The Willows is a twenty acre plot of land built at the same time as Leisure World by the same builder. The Willows used to be located north of here and at that time it moved into this location. That was forty or fifty years ago, I think. We lived in Laguna Beach then. I had no idea I’d ever live here then, nor did I dream that in the late eighties I’d have my first paying job here. But that’s another story. 

So, how do I describe The Willows? Well, it’s a residential community for seniors who have been and are students of Christian Science. Having this in common means a lot, but we are not exclusive or cliquish. Since Christian Science is a religion still in its beginning phase, its adherents are few enough that we find many people all over that we’ve known before. Here it is like homecoming to me. Not only that, the villas are all one-story, exceptionally well-planned units from studios to three bedroom places, all tiled roofed and nestled in delightful landscapes of lawns, trees, shrubs that are mostly flowering and countless rose bushes, orange trees and walking paths. Everyone has a patio and when I was here before I wondered why it seemed so quiet on the patio. Of course, I missed the water noises from the creek and little waterfall. But here I can hear wild birds galore and that’s because we are not near the freeways or heavily traveled streets. One main meal a day is served in the dining room every day except Saturday and those dinners are not the usual institutional fare. They are prize winning cuisine, served graciously. Many friendships are formed at the tables.

Since it is not far from Robin, my daughter, even in the same city, I have not lost that perk. I have given my car to Robin in exchange for her being my taxi driver to places I cannot go on the Willows’ buses. There are three lovely buses that take us shopping all around the area twice a week, to church services and meetings and to special theater performances, museums and other neat destinations.
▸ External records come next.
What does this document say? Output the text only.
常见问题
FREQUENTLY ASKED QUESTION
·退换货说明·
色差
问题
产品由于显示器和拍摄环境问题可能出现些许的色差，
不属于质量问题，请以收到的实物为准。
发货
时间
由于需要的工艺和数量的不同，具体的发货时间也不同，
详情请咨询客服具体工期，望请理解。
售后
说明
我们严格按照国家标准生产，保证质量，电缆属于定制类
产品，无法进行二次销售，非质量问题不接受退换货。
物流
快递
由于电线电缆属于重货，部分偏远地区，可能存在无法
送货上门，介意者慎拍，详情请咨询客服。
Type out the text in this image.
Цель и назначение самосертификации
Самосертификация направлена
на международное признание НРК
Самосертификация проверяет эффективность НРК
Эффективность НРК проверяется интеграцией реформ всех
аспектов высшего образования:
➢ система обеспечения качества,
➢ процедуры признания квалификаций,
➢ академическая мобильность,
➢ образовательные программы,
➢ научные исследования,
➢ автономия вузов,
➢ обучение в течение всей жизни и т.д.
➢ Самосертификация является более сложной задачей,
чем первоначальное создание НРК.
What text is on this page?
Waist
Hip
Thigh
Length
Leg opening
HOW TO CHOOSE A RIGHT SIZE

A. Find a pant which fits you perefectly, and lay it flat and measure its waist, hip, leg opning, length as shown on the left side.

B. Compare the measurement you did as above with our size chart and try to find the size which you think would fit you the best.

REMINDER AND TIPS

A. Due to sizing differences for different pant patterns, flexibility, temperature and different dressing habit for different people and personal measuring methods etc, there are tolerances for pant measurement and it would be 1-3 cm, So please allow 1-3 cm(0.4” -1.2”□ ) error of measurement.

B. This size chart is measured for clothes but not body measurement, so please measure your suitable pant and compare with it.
My new place will be ready for the move-in on March 1st so I’m again staying in one of the guest units until then. Any of my readers who have moved know what an ordeal that is so I don’t need to elaborate, but I’ve had wonderful help on all sides and now I can recoup before the moving in task. My furnishings and household gear (that’s what we called it in the Marine Corps,) are in storage nearby.I have been measuring rooms and planning where everything will go and changing my mind dozens of times. That’s better than changing my mind after they are moved in! 


Katie and Jeff are on their own now. Good things have opened up for them too, but they are starting from the ground up, finding jobs to pay the rent and food, riding on city buses until they can afford a car, etc. etc. If I were a young person I might well envy my elder self in many ways. Of course, the bloom of youth is no longer on my brow but there’s a beauty in age too. Maybe you have to have lost your youth to see it but it’s there. Most of us oldsters are wiser, more tolerant, more compassionate and loving. Now that can enhance any home! And if you have a family like mine you may feel you’re on heaven’s doorstep. But I’m hoping to have more years to get ready for that. I’m calling my new home Wayside. I may not be ready for the pearly gates but I’d like to think I’m on my way!